= Trade Unions of Albania =

Trade unions in Albania

The Trade Unions of Albania (Bashkimet Profesionale të Shqipërisë, BPSh) was a mass organization of the Party of Labour of Albania during the socialist period which represented the interests of the working class in industry. Like other mass organizations it was a member of the Democratic Front.

==History==
Shortly after the liberation of Albania from Nazi German occupation on November 29, 1944, prewar labor leaders began campaigning for the establishment of a postwar trade union organization. On February 11, 1945, a national conference bringing together representatives of various labor groups formed the Provisional General Council of Workers' Syndicates of Albania.
It was tasked with becoming "the pillar of the Democratic Front and the people's power."
In October that same year it held its First National Congress in which it adopted the name Syndicate Union of Albania, and at its Second National Congress in October 1949 changed its name to the Trade Unions of Albania. At the time of its Third National Congress in August 1952 it was noted that it was composed of unions in industry, mining, state farm agriculture, forestry, transport, administration, trade, health, education and culture.
Its newspaper was known as Puna which carried "articles on various aspects from the life of the Albanian working class, as well as materials expressing the attitude of the Trade Unions of Albania towards problems of the international worker['s] movement."
In 1945 it joined the World Federation of Trade Unions, although after 1965 it de facto ceased to participate (despite not formally withdrawing from the organization) owing to worsening relations with the Soviet Union and the Sino-Soviet split, though it did mend relations as a result of the restoration of Albania's diplomatic relations with the Soviet Government in 1990.
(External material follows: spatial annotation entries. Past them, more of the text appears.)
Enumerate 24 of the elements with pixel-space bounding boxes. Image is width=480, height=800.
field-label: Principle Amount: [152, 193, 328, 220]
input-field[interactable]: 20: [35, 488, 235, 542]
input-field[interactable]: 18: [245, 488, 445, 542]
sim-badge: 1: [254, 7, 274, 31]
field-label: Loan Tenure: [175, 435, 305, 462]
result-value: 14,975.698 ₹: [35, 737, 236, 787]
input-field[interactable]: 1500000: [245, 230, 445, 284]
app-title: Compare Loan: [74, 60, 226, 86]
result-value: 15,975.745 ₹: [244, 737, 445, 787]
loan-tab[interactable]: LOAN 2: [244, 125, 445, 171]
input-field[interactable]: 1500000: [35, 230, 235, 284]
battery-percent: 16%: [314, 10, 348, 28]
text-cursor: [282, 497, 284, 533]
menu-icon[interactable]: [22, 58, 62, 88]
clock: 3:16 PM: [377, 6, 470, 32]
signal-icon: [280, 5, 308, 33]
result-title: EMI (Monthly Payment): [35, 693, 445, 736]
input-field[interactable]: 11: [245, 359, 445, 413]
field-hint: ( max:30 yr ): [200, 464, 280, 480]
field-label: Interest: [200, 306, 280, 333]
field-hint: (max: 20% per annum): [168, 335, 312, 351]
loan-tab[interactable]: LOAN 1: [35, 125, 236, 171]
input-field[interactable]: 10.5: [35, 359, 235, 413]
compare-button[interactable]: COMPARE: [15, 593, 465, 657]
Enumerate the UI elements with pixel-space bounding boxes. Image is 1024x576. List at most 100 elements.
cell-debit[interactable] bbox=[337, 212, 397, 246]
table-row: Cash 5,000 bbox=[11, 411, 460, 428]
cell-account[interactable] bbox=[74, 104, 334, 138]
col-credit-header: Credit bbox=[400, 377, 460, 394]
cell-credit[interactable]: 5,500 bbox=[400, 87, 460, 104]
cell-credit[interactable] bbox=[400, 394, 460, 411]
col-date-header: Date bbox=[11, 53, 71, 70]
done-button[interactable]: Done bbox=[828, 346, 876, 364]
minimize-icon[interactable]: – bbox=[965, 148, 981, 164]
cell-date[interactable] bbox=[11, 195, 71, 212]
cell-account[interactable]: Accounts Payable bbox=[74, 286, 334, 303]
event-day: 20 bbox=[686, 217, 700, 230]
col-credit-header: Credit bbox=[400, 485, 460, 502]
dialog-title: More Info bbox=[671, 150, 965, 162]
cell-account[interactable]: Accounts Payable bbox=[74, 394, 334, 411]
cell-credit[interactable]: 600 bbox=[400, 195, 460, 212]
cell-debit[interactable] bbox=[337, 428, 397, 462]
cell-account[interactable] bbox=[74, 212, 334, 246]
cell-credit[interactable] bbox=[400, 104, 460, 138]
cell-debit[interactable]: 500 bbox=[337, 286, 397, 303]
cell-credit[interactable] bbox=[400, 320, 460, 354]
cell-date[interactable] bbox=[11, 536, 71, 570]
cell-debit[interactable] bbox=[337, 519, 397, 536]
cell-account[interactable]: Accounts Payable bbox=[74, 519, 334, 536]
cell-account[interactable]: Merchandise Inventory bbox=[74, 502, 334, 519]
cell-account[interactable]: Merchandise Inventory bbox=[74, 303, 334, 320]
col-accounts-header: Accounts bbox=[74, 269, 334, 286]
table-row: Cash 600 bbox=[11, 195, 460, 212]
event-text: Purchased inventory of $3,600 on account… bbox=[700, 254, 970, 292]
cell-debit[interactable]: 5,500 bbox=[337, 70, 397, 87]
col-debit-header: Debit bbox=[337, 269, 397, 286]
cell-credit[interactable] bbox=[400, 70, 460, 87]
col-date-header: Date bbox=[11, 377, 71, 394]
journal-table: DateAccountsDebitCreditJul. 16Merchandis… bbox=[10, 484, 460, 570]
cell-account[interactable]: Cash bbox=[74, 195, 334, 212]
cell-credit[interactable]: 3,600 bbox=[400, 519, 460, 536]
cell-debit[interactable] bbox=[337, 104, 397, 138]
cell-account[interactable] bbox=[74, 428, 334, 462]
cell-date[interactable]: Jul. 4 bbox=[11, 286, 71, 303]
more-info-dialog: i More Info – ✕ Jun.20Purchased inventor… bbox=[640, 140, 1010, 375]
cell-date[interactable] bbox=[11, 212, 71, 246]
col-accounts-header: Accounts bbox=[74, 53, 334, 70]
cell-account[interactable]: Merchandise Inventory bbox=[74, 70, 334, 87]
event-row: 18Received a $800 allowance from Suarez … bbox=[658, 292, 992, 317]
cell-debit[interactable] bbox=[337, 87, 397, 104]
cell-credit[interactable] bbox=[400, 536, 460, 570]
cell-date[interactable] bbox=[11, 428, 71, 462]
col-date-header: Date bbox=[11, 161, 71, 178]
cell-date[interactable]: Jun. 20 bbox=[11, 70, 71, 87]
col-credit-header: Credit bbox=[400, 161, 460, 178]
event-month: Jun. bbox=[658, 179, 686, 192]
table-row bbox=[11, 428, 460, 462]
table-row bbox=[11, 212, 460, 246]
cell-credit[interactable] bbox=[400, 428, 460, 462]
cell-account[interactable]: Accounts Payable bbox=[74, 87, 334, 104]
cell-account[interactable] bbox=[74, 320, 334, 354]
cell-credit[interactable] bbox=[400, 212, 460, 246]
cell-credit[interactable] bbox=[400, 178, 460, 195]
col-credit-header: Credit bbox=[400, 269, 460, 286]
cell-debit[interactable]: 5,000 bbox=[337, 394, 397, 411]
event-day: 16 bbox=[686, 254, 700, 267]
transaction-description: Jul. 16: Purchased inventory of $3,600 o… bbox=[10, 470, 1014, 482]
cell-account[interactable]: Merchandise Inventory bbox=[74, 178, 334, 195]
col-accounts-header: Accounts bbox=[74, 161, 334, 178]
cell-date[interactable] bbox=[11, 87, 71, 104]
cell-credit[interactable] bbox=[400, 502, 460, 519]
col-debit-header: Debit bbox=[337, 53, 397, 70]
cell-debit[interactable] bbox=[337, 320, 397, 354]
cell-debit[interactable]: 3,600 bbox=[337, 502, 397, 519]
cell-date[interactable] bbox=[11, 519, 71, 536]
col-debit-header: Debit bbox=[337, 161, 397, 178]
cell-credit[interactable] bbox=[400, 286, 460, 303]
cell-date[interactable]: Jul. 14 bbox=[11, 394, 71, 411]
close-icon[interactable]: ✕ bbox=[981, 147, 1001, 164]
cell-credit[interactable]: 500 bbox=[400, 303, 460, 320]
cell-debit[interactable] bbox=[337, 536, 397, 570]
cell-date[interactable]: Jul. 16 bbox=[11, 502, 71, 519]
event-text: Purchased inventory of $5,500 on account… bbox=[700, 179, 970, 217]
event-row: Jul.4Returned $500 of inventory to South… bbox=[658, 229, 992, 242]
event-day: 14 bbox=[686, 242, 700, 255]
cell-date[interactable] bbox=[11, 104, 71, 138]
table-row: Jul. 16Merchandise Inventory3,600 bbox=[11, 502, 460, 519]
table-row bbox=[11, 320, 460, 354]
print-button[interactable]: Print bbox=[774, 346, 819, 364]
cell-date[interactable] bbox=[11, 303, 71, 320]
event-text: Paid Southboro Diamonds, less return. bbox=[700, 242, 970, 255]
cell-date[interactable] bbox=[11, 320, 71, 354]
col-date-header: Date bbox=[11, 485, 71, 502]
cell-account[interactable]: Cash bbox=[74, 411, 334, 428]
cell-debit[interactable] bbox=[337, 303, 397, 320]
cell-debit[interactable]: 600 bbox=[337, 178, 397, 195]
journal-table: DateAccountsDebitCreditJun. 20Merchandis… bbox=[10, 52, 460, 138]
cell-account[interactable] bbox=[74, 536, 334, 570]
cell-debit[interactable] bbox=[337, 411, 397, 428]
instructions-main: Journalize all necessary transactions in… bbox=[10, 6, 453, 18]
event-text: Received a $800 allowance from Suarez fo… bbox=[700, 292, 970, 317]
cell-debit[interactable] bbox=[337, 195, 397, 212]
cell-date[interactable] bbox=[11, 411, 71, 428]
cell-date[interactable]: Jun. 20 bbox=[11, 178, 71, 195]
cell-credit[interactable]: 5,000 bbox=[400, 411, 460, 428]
National Congresses were held every five years in which a General Council was elected which in turn elected a Presidium; the Presidents of the General Council were:

| Term | Name |
|---|---|
| 1945–1947 | Tuk Jakova |
| 1949–1951 | Gogo Nushi |
| 1951–1958 | Pilo Peristeri |
| 1958–1970 | Gogo Nushi |
| 1970–1982 | Rita Marko |
| 1982–1991 | Sotir Koçollari |

Some membership dates of the BPSh are as follows:

| Year | Membership |
|---|---|
| 1945 | 23,000 |
| 1952 | 88,105 |
| 1965 | 153,000 |
| 1970 | 400,000 |
| 1982 | 610,000 |
| 1990 | 840,000 |

In April 1991 Koçollari resigned as leader of the BPSh and an interim executive committee headed by Kastriot Muço was formed, which at the 11th National Congress established the Confederation of Trade Unions as the non-communist successor organization of the BPSh.

==Functions==
The role of the trade unions was defined in Article 6 of the 1966 Labor Code as follows: "The workers and employees have the right to organize in trade unions. The trade unions of Albania are social organizations of the masses. They unite the workers and employees on a voluntary basis, and operate as a school of communist education under the leadership of the Party of Labor of Albania in accordance with its statutes." Article 7 further states that, "Organized into trade unions and conscious of the working-class mission to build socialism, the workers and employees participate in directing the economy, in drafting and realizing the state plans for economic development, in solving the problems of work and production, and in cultural activities and the increased well-being of the people. The workers, employees, and their trade union organizations fight to strengthen discipline in the state and at work to continuously increase production, and to preserve and maintain state property. They control the administrative activity of enterprises, institutions, and organizations with the result that these groups function better, the people's government becomes stronger, and bureaucratic excesses may be avoided."

The July 1945 Law for the Protection of Workers and Regulations of Work gave the trade unions "sweeping powers to regulate hours, wages, working conditions, and the hiring and dismissal of manual and professional workers." Among the tasks of the unions was "to make and approve collective contracts and to control their execution" and to promote socialist emulation in enterprises.
One sympathetic author noted that, "Manager, Party and trade union run the enterprise in compliance with the directives of the current plan on the basis of democratic centralism combining centralised leadership with the maximum creative participation of workers engaged directly in production."
A critical work, meanwhile, describes their functions as follows: "Throughout their existence the unions have been, for all practical purposes, an appendage of the party machine, performing such set tasks as fulfilling the government's economic plans, maintaining labour discipline, spreading the official gospel among their members."

A 1982 Government work noted that the trade unions participated in the "drafting and editing of laws on labour and wages; supervise the application of rules on safety at work and technical security; exercise social control on behalf of the masses over the execution of housing construction plans and participate in the allocation of houses; control the activity of commercial enterprises and public catering," and that, "Through the trade-unions the workers exercise their control over the rates of utilization of state social insurance funds, the accommodation of the workers and their children in rest-homes, check the execution of plans for the construction of health and prophylactic institutions, the work of health services, etc."

The trade unions also managed holiday houses and other vacation and recreational areas for workers.